Da quindici anni adotto il recupero intraoperatorio del sangue del malato, con reinfusione dello stesso al termine dell’intervento: ciò mi ha permesso di abbattere del 95% le richieste trasfusionali di sangue e plasma eterologhi. Il paziente ha sempre l’opzione del predeposito e della emodiluizione preoperatoria, ma sono molto pochi quelli che optano per queste scelte.

Da qualche tempo sto sostituendo l’intervento di Resezione Transuretrale della Prostata con l’Ablazione transuretrale con laser ad Olmio, che, unico tra i vari metodi che ogni tanto compaiono e si propongono come alternativa alla TURP, presenta i seguenti vantaggi:

  • vera enucleazione del fibroadenoma, come in un intervento aperto.
  • sanguinamento quasi nullo.
  • nessuna necessità del paziente di sospendere o variare terapie anticoagulanti in atto.
  • dimissione nelle 24-48 ore successive, senza catetere.

Seguo molto da vicino i progressi della chirurgia robotica, che non ho per ora deciso di abbracciare, perché, al momento, non esiste una risposta oggettiva ed esauriente alla domanda fondamentale: “a che serve realmente?” e perché presenta tempi chirurgici smisuratamente maggiori rispetto alla chirurgica mininvasiva e costi strumentali altissimi. Per ora sto alla finestra.

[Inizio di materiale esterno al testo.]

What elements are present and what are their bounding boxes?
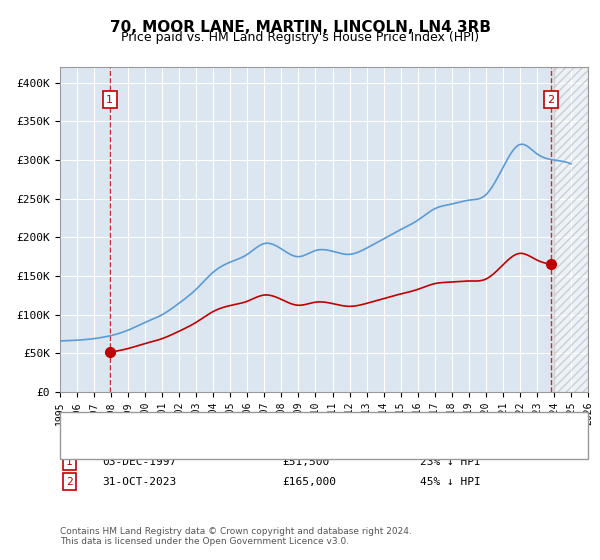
Text: 2: 2 [66,477,73,487]
Text: 23% ↓ HPI: 23% ↓ HPI [420,457,481,467]
Text: 45% ↓ HPI: 45% ↓ HPI [420,477,481,487]
Text: Contains HM Land Registry data © Crown copyright and database right 2024.
This d: Contains HM Land Registry data © Crown c… [60,526,412,546]
Text: 2: 2 [547,95,554,105]
Text: 31-OCT-2023: 31-OCT-2023 [102,477,176,487]
Text: 03-DEC-1997: 03-DEC-1997 [102,457,176,467]
Text: £51,500: £51,500 [282,457,329,467]
Text: 1: 1 [66,457,73,467]
Text: £165,000: £165,000 [282,477,336,487]
Text: 1: 1 [106,95,113,105]
Text: 70, MOOR LANE, MARTIN, LINCOLN, LN4 3RB (detached house): 70, MOOR LANE, MARTIN, LINCOLN, LN4 3RB … [102,417,480,427]
Text: —: — [78,433,90,452]
Text: HPI: Average price, detached house, North Kesteven: HPI: Average price, detached house, Nort… [102,437,439,447]
Text: —: — [78,412,90,431]
Text: 70, MOOR LANE, MARTIN, LINCOLN, LN4 3RB: 70, MOOR LANE, MARTIN, LINCOLN, LN4 3RB [110,20,491,35]
Bar [554,67,588,392]
Text: Price paid vs. HM Land Registry's House Price Index (HPI): Price paid vs. HM Land Registry's House … [121,31,479,44]
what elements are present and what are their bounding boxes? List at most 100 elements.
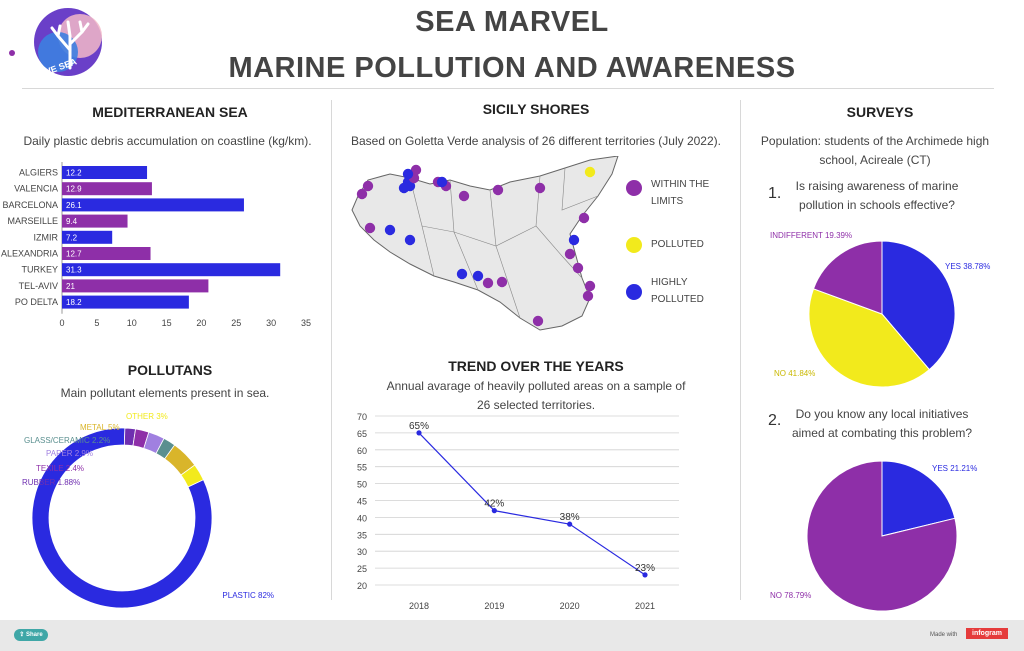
y-tick-label: 35 [357,530,367,540]
bar-category-label: TEL-AVIV [19,281,58,291]
pie-slice-label: INDIFFERENT 19.39% [770,231,852,240]
footer-bar [0,620,1024,651]
x-tick-label: 2020 [560,601,580,611]
trend-value-label: 65% [409,421,429,432]
legend-within-limits-line2: LIMITS [651,196,684,207]
x-tick-label: 35 [301,318,311,328]
survey-q1-pie-chart: YES 38.78% NO 41.84% INDIFFERENT 19.39% [770,231,990,388]
column-divider [331,100,332,600]
share-button[interactable]: ⇪ Share [14,629,48,641]
bar [62,166,148,179]
x-tick-label: 5 [94,318,99,328]
logo: WE SEA [28,6,106,84]
column-divider [740,100,741,600]
y-tick-label: 70 [357,412,367,422]
pie-slice-label: NO 41.84% [774,369,815,378]
bar-value-label: 26.1 [66,201,82,210]
y-tick-label: 55 [357,463,367,473]
map-site-dot [458,190,470,202]
map-site-dot [568,234,580,246]
bar [62,263,281,277]
bar-value-label: 7.2 [66,233,78,242]
trend-point [416,430,422,436]
q1-line2: pollution in schools effective? [799,198,955,212]
map-site-dot [572,262,584,274]
donut-slice-label: METAL 5% [80,423,120,432]
donut-slice-label: TEXILE 2.4% [36,464,84,473]
bar-chart: ALGIERS 12.2 VALENCIA 12.9 BARCELONA 26.1 MARS… [1,162,311,328]
map-site-dot [398,182,410,194]
map-site-dot [384,224,396,236]
x-tick-label: 25 [231,318,241,328]
map-site-dot [472,270,484,282]
legend-highly-polluted-line2: POLLUTED [651,294,704,305]
bar [62,230,113,244]
legend-polluted-label: POLLUTED [651,239,704,250]
mediterranean-subtitle: Daily plastic debris accumulation on coa… [23,134,312,148]
bar-category-label: MARSEILLE [7,216,58,226]
bar [62,198,244,212]
donut-slice-label: OTHER 3% [126,412,168,421]
bar [62,295,189,309]
legend-highly-polluted-swatch [626,284,642,300]
x-tick-label: 20 [196,318,206,328]
q1-line1: Is raising awareness of marine [795,179,959,193]
bar-value-label: 9.4 [66,217,78,226]
q2-line1: Do you know any local initiatives [795,407,969,421]
bar-category-label: ALGIERS [19,168,58,178]
page-title: SEA MARVEL [415,6,609,38]
y-tick-label: 40 [357,513,367,523]
pie-slice [806,460,958,612]
bar-category-label: BARCELONA [2,200,58,210]
surveys-subtitle-line2: school, Acireale (CT) [819,153,931,167]
page-subtitle: MARINE POLLUTION AND AWARENESS [228,52,796,84]
pie-slice-label: YES 21.21% [932,464,977,473]
pie-slice-label: YES 38.78% [945,262,990,271]
surveys-subtitle-line1: Population: students of the Archimede hi… [760,134,990,148]
map-site-dot [436,176,448,188]
bar-value-label: 12.9 [66,185,82,194]
q2-line2: aimed at combating this problem? [791,426,973,440]
bar-value-label: 12.2 [66,169,82,178]
x-tick-label: 15 [162,318,172,328]
y-tick-label: 60 [357,446,367,456]
logo-dot [9,50,15,56]
pie-slice-label: NO 78.79% [770,591,811,600]
legend-highly-polluted-line1: HIGHLY [651,277,688,288]
bar-category-label: IZMIR [34,232,59,242]
bar [62,214,128,228]
map-site-dot [404,234,416,246]
y-tick-label: 65 [357,429,367,439]
map-site-dot [410,164,422,176]
pie-slice [881,460,956,537]
map-site-dot [356,188,368,200]
x-tick-label: 2018 [409,601,429,611]
sicily-legend: WITHIN THE LIMITS POLLUTED HIGHLY POLLUT… [626,176,736,316]
map-site-dot [582,290,594,302]
map-site-dot [402,168,414,180]
bar-category-label: ALEXANDRIA [1,249,58,259]
legend-within-limits-line1: WITHIN THE [651,179,710,190]
header-divider [22,88,994,89]
trend-title: TREND OVER THE YEARS [448,358,624,374]
infogram-brand-link[interactable]: infogram [966,628,1008,639]
q2-number: 2. [768,412,782,429]
pie-slice [881,240,956,371]
map-site-dot [456,268,468,280]
share-button-label: Share [26,632,43,638]
sicily-subtitle: Based on Goletta Verde analysis of 26 di… [351,134,721,148]
trend-subtitle-line1: Annual avarage of heavily polluted areas… [386,379,686,393]
map-site-dot [362,180,374,192]
made-with-label: Made with [930,632,958,638]
bar [62,279,209,293]
trend-value-label: 38% [560,512,580,523]
x-tick-label: 2021 [635,601,655,611]
x-tick-label: 2019 [484,601,504,611]
donut-slice [180,464,204,488]
y-tick-label: 50 [357,480,367,490]
map-site-dot [364,222,376,234]
bar [62,247,151,260]
y-tick-label: 45 [357,497,367,507]
surveys-title: SURVEYS [846,104,914,120]
survey-q2-pie-chart: YES 21.21% NO 78.79% [770,460,977,612]
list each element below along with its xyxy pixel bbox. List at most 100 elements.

Appassionato anche di Organizzazione in Sanità, per tre anni ho ricoperto, a latere, il ruolo di Vicedirettore Sanitario in San Pio X, contribuendo al miglioramento di protocolli e procedure, soprattutto nel campo del Risk Management. Attualmente ricopro anche il ruolo di Direttore del Dipartimento di Chirurgia, nella medesima struttura.

Trascorro i miei momenti liberi in famiglia e con gli amici, tra i miei libri, soprattutto di Storia, i telescopi, la barca a vela e le moto d’epoca.